The post-merger integration is the most difficult part to manage, he said. "Making an acquisition takes time. But integrating a company into a totally 'new baby', which is the combination of your own business and the business your acquired, is most difficult."
Adept at integrating managements and cultures, he also participated in ChemChina's billion takeover of Swiss agrochemical giant Syngenta AG. It remains China's biggest foreign acquisition to date.
Chinese companies including State-owned enterprises or SOEs have to tread the path of overseas M&As with care and caution, he said.
Companies must "pay a premium" to acquire leading companies with good technology and management. They must focus on their core business, their strengths, rather than using M&As to diversify, he said.
"Chinese companies need to target strong, not troubled, companies. Sometimes, Chinese companies acquire French firms that are in serious trouble. It's almost impossible for Chinese managers in China, which is so far away from France, to fix the problems.
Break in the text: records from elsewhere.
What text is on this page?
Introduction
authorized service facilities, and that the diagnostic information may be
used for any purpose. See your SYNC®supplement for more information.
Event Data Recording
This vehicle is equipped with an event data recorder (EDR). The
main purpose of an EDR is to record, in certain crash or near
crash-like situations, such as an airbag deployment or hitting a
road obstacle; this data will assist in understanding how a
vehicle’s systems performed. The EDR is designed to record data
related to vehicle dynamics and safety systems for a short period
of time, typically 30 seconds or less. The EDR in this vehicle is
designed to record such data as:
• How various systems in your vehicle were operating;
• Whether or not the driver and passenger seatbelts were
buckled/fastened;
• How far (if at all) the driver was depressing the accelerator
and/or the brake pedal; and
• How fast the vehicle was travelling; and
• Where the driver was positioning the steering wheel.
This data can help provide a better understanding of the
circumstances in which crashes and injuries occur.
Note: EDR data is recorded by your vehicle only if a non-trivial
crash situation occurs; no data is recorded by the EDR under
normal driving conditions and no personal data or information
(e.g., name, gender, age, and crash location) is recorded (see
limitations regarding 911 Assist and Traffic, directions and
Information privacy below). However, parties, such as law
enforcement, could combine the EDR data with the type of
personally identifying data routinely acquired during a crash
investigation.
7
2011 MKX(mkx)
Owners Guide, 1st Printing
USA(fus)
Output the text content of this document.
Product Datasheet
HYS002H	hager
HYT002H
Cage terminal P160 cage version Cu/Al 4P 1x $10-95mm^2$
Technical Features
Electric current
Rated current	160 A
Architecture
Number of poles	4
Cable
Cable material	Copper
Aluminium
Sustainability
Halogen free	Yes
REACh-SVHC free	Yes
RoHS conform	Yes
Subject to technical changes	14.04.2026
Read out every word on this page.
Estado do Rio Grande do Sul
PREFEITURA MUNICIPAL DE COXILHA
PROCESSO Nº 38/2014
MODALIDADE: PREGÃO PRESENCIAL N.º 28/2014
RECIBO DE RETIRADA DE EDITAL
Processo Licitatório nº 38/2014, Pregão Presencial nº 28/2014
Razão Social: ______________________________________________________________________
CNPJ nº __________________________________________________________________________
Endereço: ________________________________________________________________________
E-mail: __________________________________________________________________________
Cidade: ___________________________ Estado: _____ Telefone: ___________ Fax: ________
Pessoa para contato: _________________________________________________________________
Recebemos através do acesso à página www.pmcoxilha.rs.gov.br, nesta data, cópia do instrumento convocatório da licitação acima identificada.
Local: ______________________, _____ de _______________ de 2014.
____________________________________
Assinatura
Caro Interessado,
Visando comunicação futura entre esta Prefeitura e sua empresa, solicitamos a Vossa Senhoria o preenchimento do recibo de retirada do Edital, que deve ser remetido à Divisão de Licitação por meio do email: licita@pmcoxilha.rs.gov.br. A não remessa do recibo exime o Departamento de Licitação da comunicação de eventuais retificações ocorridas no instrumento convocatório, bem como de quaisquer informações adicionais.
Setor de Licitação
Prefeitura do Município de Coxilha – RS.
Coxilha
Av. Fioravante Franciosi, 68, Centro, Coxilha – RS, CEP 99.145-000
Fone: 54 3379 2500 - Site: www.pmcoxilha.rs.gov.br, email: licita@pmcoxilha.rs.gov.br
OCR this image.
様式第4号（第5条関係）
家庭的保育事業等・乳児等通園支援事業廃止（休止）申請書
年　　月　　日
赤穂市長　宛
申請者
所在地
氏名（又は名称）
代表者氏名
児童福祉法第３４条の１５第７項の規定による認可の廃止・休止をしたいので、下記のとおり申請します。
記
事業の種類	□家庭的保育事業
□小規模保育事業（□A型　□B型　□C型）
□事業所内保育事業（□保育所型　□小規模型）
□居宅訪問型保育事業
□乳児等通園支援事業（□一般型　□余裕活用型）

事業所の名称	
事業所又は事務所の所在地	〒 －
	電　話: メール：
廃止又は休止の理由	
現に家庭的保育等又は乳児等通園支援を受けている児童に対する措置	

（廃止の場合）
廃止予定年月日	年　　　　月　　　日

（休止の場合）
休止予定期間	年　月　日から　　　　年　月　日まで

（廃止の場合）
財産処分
"Don't only look at the assets and the plants. Make sure they have strong management, customer recognition, technology or know-how and cost competitiveness."
Asked about his views of the Chinese economy, Clermont-Tonnerre said: "It's obviously amazing. I admire how the huge country ensures it has the necessary infrastructure, energy, water and raw material supplies in order to sustain, year after year, the growth rate of about 7 percent.